Data model

This is a reference for the data model of the different data we are gathering:

Altough there are no rules on which language or framework to use, I will write in the case of Python and Pandas, in case of somebody working with another language (like R or Java), most of this rules are easy to translate, in case of doubt, please feel free to discuss in #task-geo.

General guidelines

  • Cite the source of your data. ( In the docstring of your data_source file, and on the AUTHORS.rst Data Sources section and, of course, include yourself among the contributors).

  • Units should be in metric system, codes like country codes, should be ISO.

  • Column names should be lowercase (it might be uglier, but it’s easier when coding).

  • Unless strictly necessary, we should try avoid having multiindices.

  • Avoid making totalizations of data, the more granular data, the best, we can always aggregate, but we can’t disaggregate.

  • Avoid unecessary stacking of data:

    Don’t do this:

    date

    measure

    value

    2020-01-01

    A

    1.5

    2020-01-01

    B

    2.0

    2020-01-02

    A

    1.0

    2020-01-02

    B

    0.5

    Do this instead:

    date

    A

    B

    2020-01-01

    1.5

    2.0

    2020-01-02

    1.0

    0.5

    THIS DOESN’T APPLY TO TIME DATA!!!

  • Avoid unnecesary flattening/unstacking of data: (Yes, it may seem contradictory with the last point but it’s not!)

    This may come in hand when working with one-hot encoded variables or unstructured or schemaless data using dataframes, for example, for the following JSON:

    [
        {
            'id': 2,
            'feature_A': 0.1,
            'feature_B': 1.4,
            'feature_C': 1.5,
        },
        {
            'id': 1,
            'feature_X': 14.5,
            'feature_Y': 2.0,
            'feature_Z': 41
        }
    ]
    

    Don’t do this:

    id

    feature_A

    feature_B

    feature_C

    feature_X

    feature_Y

    feature_Z

    1

    0.1

    1.4

    1.5

    nan

    nan

    nan

    2

    nan

    nan

    nan

    14.5

    2.0

    41

    Do this instead:

    id

    feature

    value

    1

    A

    0.1

    1

    B

    1.4

    1

    C

    1.5

    2

    X

    14.5

    2

    Y

    2.0

    2

    Z

    41

    It’s hard to define an explicit set of rules, but I’ll say:

    1. Try to avoid adding NaN to your data because of the shaping.

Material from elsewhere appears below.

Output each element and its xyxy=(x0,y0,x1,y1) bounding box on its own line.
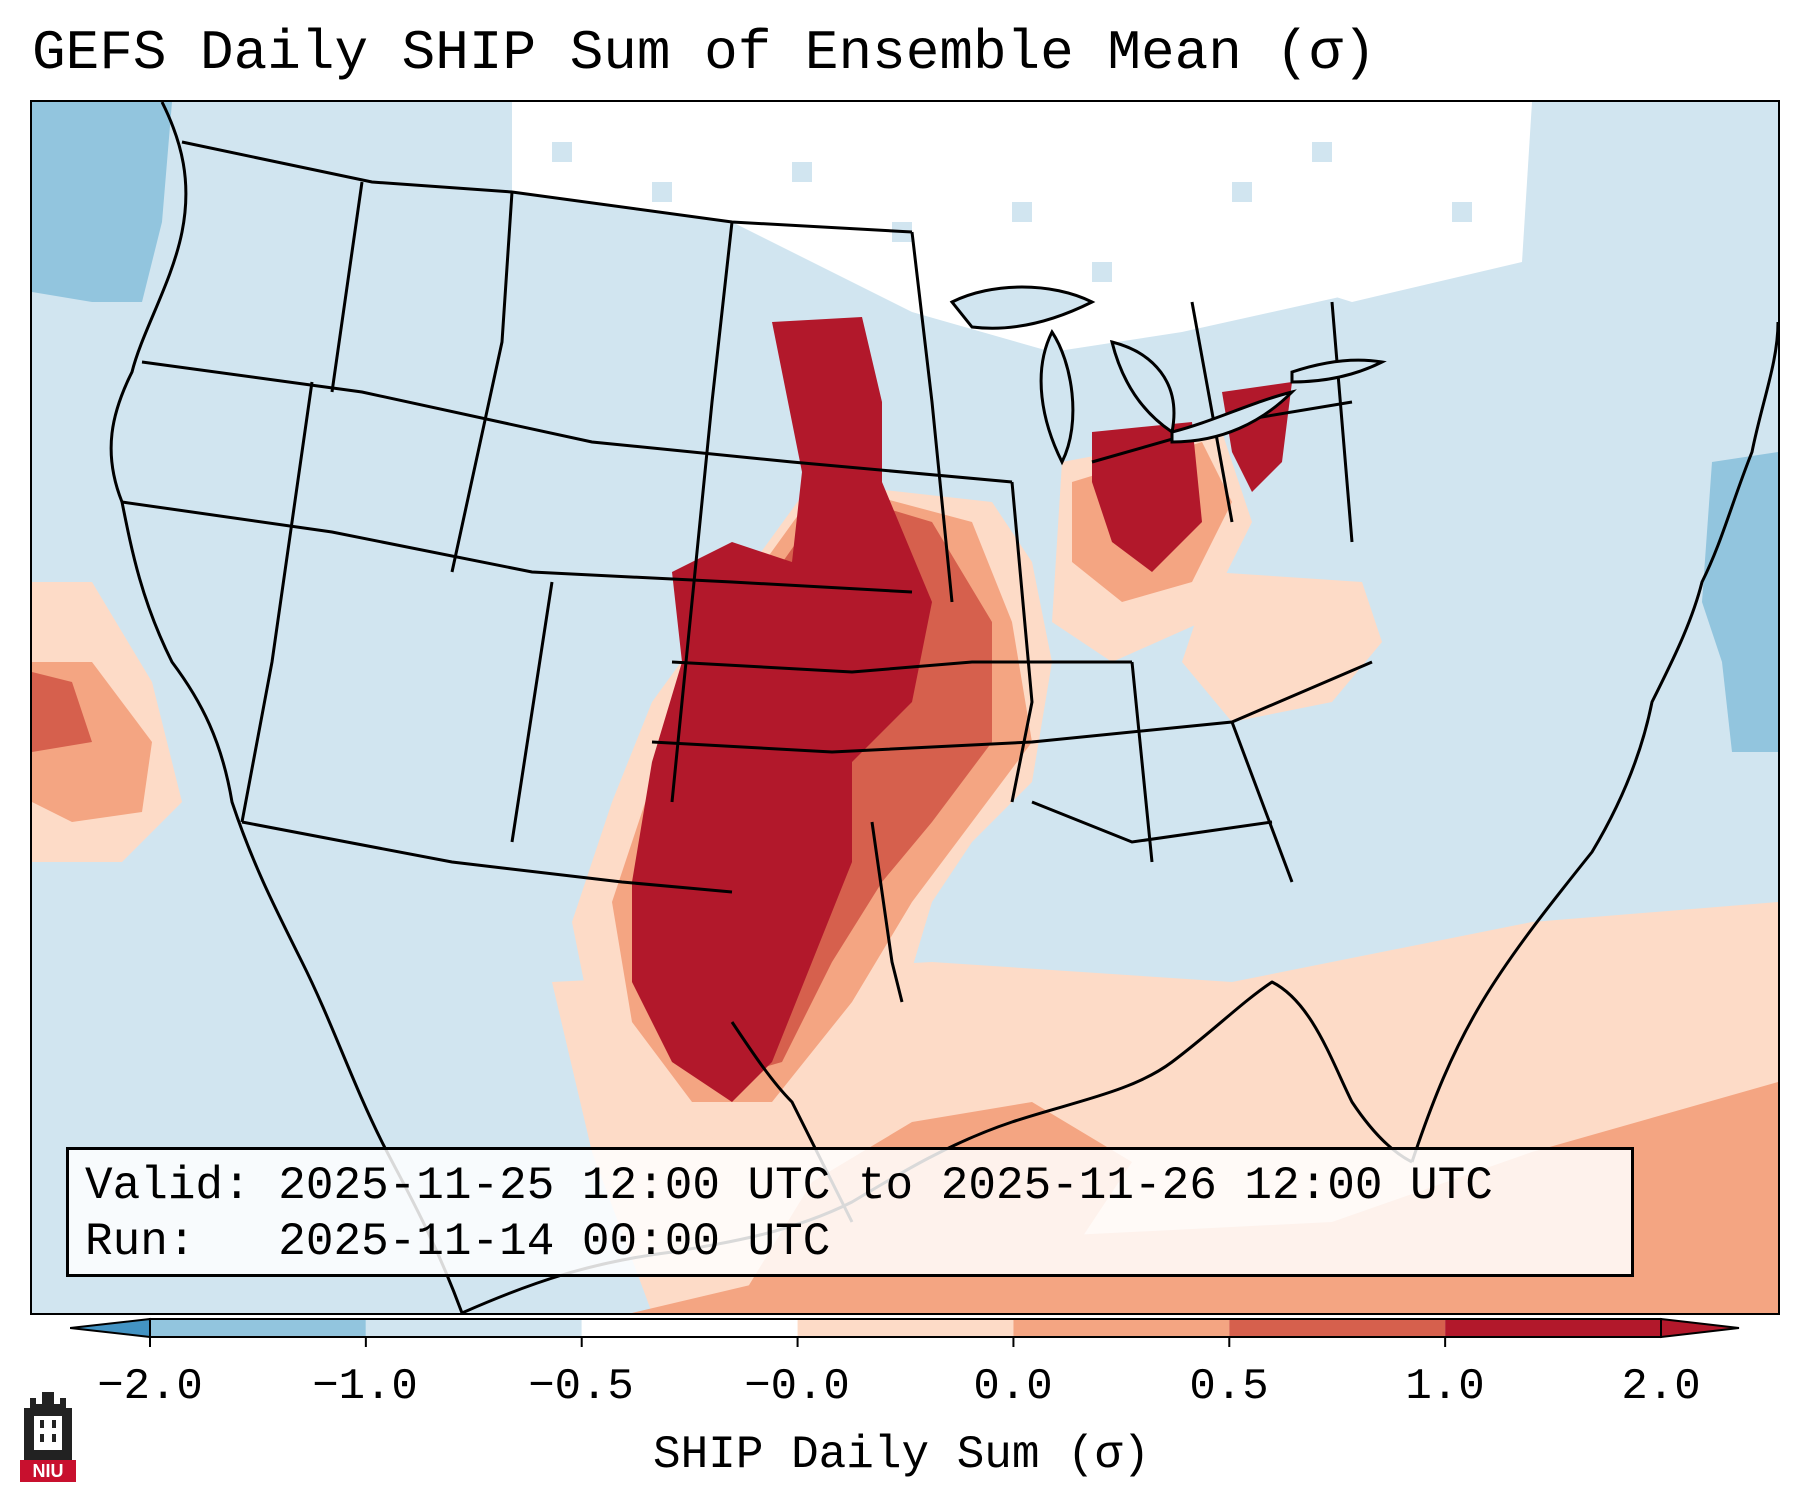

    2. Try to make your date the most compact possible

    3. In case of doubt, please, don’t hesistate to ask on Slack #team-geo!

Geographical data

  • Columns with geographical-related information should be at the beginning of the dataset.

  • Latitude and longitude should be in decimal values, not in degrees.

  • Enrich your location (lat, long) data with the geopolitical information(city, country) when possible. You can use something like https://opencagedata.com/

  • Columns containing ISO codes instead of names, should append _iso at the end of the name.

  • In case political subdivisions are available, each subdivision should be in its own column, those columns should be: country, region, subregion city. If information after some level is not available the column is not required.